OTTAWA (Reuters) - Canada’s annual inflation rate in February jumped to a three-year high while January retail sales put in another disappointing performance, giving the Bank of Canada room to ponder when next to hike interest rates.
The annual inflation rate rose to 2.2 percent from 1.7 percent in January, the highest since the 2.4 percent seen in October 2014, in part due to costlier gasoline, Statistics Canada said on Friday.
The Bank of Canada, which has a 2.0 percent target for inflation, has raised interest rates three times since July 2017 amid a strengthening economy and near record low unemployment, and markets expect another hike by this July.
The central bank says it is keeping a very close eye on economic data, a stance that underlines the importance of a relatively weak 0.3 percent increase in January retail sales. Analysts had expected a 1.1 percent surge after the 0.8 percent drop in December.
“The Bank has got a bit of a conundrum here. There is no doubt the inflation numbers are quite a bit stronger than I’d expected ... the caveat however is you’ve got very soft growth indicators,” said Derek Holt, head of capital markets economics at Scotiabank.
The Canadian dollar rallied on the inflation data, rising to C$1.2840 to the U.S. dollar, or 77.88 U.S. cents.
Among the main contributors to the higher annual rate in February were a 12.6 percent jump in gasoline prices and a 4.0 percent increase in food purchased from restaurants.
The Bank of Canada’s three measures of core inflation also all strengthened. CPI common, which the central bank says is the best gauge of the economy’s underperformance, increased to 1.9 percent, the highest since February 2012.

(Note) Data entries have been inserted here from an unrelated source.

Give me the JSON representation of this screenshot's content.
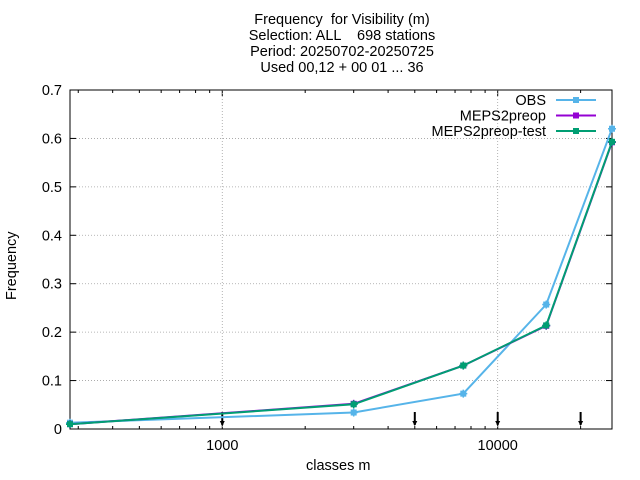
{
  "title_lines": [
    "Frequency  for Visibility (m)",
    "Selection: ALL    698 stations",
    "Period: 20250702-20250725",
    "Used 00,12 + 00 01 ... 36"
  ],
  "chart_data": {
    "type": "line",
    "title": "Frequency  for Visibility (m)",
    "xlabel": "classes m",
    "ylabel": "Frequency",
    "x_scale": "log",
    "xlim": [
      280,
      26000
    ],
    "ylim": [
      0,
      0.7
    ],
    "grid": true,
    "legend_position": "top-right",
    "x_ticks": [
      {
        "value": 1000,
        "label": "1000"
      },
      {
        "value": 10000,
        "label": "10000"
      }
    ],
    "y_ticks": [
      {
        "value": 0,
        "label": "0"
      },
      {
        "value": 0.1,
        "label": "0.1"
      },
      {
        "value": 0.2,
        "label": "0.2"
      },
      {
        "value": 0.3,
        "label": "0.3"
      },
      {
        "value": 0.4,
        "label": "0.4"
      },
      {
        "value": 0.5,
        "label": "0.5"
      },
      {
        "value": 0.6,
        "label": "0.6"
      },
      {
        "value": 0.7,
        "label": "0.7"
      }
    ],
    "class_boundaries": [
      1000,
      5000,
      10000,
      20000
    ],
    "series": [
      {
        "name": "OBS",
        "color": "#56b4e9",
        "x": [
          280,
          3000,
          7500,
          15000,
          26000
        ],
        "y": [
          0.013,
          0.034,
          0.073,
          0.257,
          0.62
        ]
      },
      {
        "name": "MEPS2preop",
        "color": "#9400d3",
        "x": [
          280,
          3000,
          7500,
          15000,
          26000
        ],
        "y": [
          0.01,
          0.052,
          0.131,
          0.213,
          0.592
        ]
      },
      {
        "name": "MEPS2preop-test",
        "color": "#009e73",
        "x": [
          280,
          3000,
          7500,
          15000,
          26000
        ],
        "y": [
          0.01,
          0.051,
          0.131,
          0.214,
          0.593
        ]
      }
    ]
  }
}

CPI median, which shows the median inflation rate across CPI components, rose to 2.1 percent, while CPI trim, which excludes upside and downside outliers, also edged up to 2.1 percent.
“It’s not like inflation is at a worrisome level, but it also can’t be used as a reason for outright caution by the Bank of Canada,” said Doug Porter, chief economist at BMO Capital Markets.
Retail sales increased in seven of 11 subsectors, representing 63 percent of retail trade. In volume terms, sales edged up 0.1 percent.
Sales at electronics and appliance stores, which had slumped 8.0 percent in December, recovered partially in January, rising by 4.0 percent.